Empresa descabellada , thought Carlos. Then he looked down at his hands again and moved them from his lap.
The attendants were lifting the body into the ambulance when he left the Manor, the sheet tapping at the gurney’s sides in gusts of wind, and Carlos felt the hair flick at his ears and he touched his cap brim to the dead and nodded as he passed by, then headed across the gravel parking lot to Peter’s car. He could see the old house above it in a growing darkness on the hill, and across the meadow to the right was the lighthouse. A few cars were gathered near the base, official seals on the sides of some of them. Thick clouds rolled in from the sea, and he felt a spit of rain on his arm as he climbed in, speaking even before the door was closed.

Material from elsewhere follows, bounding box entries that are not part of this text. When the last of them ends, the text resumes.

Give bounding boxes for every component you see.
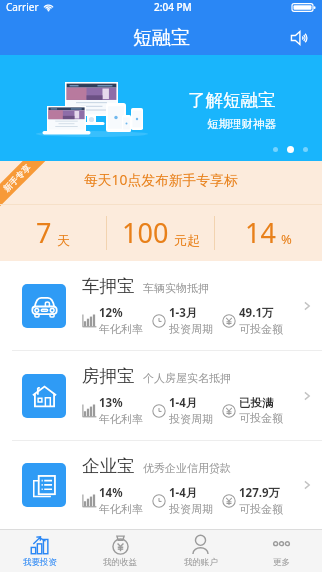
button[interactable]: 更多 (241, 530, 322, 572)
staticText: Carrier (6, 0, 39, 14)
staticText: 投资周期 (169, 322, 213, 336)
staticText: 127.9万 (239, 485, 281, 501)
staticText: 年化利率 (99, 322, 143, 336)
staticText: 1-4月 (169, 485, 198, 501)
staticText: % (281, 230, 292, 248)
staticText: 14% (99, 485, 123, 501)
button[interactable]: 我的收益 (80, 530, 160, 572)
button[interactable]: 房押宝 (0, 351, 322, 440)
button[interactable]: 车押宝 (0, 261, 322, 350)
staticText: 个人房屋实名抵押 (143, 371, 231, 385)
staticText: 新手专享 (1, 162, 33, 194)
staticText: 可投金额 (239, 322, 283, 336)
staticText: 优秀企业信用贷款 (143, 461, 231, 475)
staticText: 7 (36, 214, 52, 251)
staticText: 车押宝 (82, 275, 135, 297)
staticText: 13% (99, 395, 123, 411)
staticText: 12% (99, 305, 123, 321)
staticText: 已投满 (239, 396, 274, 410)
staticText: 年化利率 (99, 412, 143, 426)
button[interactable]: 我的账户 (160, 530, 241, 572)
staticText: 投资周期 (169, 502, 213, 516)
staticText: 49.1万 (239, 305, 274, 321)
staticText: 我的账户 (184, 557, 218, 568)
button[interactable]: 我要投资 (0, 530, 80, 572)
staticText: 短融宝 (133, 26, 190, 50)
staticText: 了解短融宝 (188, 89, 276, 111)
button[interactable]: Announcements (286, 25, 312, 51)
staticText: 可投金额 (239, 502, 283, 516)
staticText: 更多 (273, 557, 290, 568)
staticText: 我的收益 (103, 557, 137, 568)
staticText: 14 (245, 214, 276, 251)
staticText: 1-4月 (169, 395, 198, 411)
staticText: 可投金额 (239, 411, 283, 425)
staticText: 年化利率 (99, 502, 143, 516)
staticText: 元起 (174, 232, 200, 248)
staticText: 1-3月 (169, 305, 198, 321)
staticText: 2:04 PM (154, 0, 192, 14)
staticText: 100 (122, 214, 169, 251)
button[interactable]: 企业宝 (0, 441, 322, 529)
staticText: 天 (57, 232, 70, 248)
staticText: 我要投资 (23, 557, 57, 568)
staticText: 投资周期 (169, 412, 213, 426)
staticText: 房押宝 (82, 365, 135, 387)
staticText: 每天10点发布新手专享标 (84, 170, 238, 189)
button[interactable]: 了解短融宝 (0, 55, 322, 161)
staticText: 企业宝 (82, 455, 135, 477)
staticText: 车辆实物抵押 (143, 281, 209, 295)
staticText: 短期理财神器 (207, 117, 276, 131)
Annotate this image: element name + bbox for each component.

“Did you ever wear something white?”
He removed his save the lighthouse cap and snugged it over his knee, the bill pointing down his shin, then turned in the seat as Peter got the car going and headed beyond the gravel to the narrow road that would take them to the highway and into Provincetown. The blacktop was cracked and there were places where slabs tilted up and roots pushed through, as if the product of some earthquake, and Peter drove slowly, the car’s wheels in bearberry at the shoulder, avoiding potholes. It was raining and the wipers smeared the windshield, and Peter had to use the washer to clear it.
“You mean when I came to see you?”
“That’s right.”
“No. I don’t have clothing of that kind. A white shirt maybe.”
“Then I guess it was a dream. Or some attendant.”
They reached the highway and had to sit there and wait for a break in the slow winter traffic. The rain rose into mist and the wheels of the passing cars sprayed clouds of wash that drifted over them, and Peter cranked the wipers up to a higher speed. Then there was a space, and he edged out into the flow. Fog had joined the rain now, moving in from the sea, and the traffic slowed and headlights blinked on. He drove near the shoulder, and once they’d reached the edge of Pilgrim Lake he glanced over at Carlos.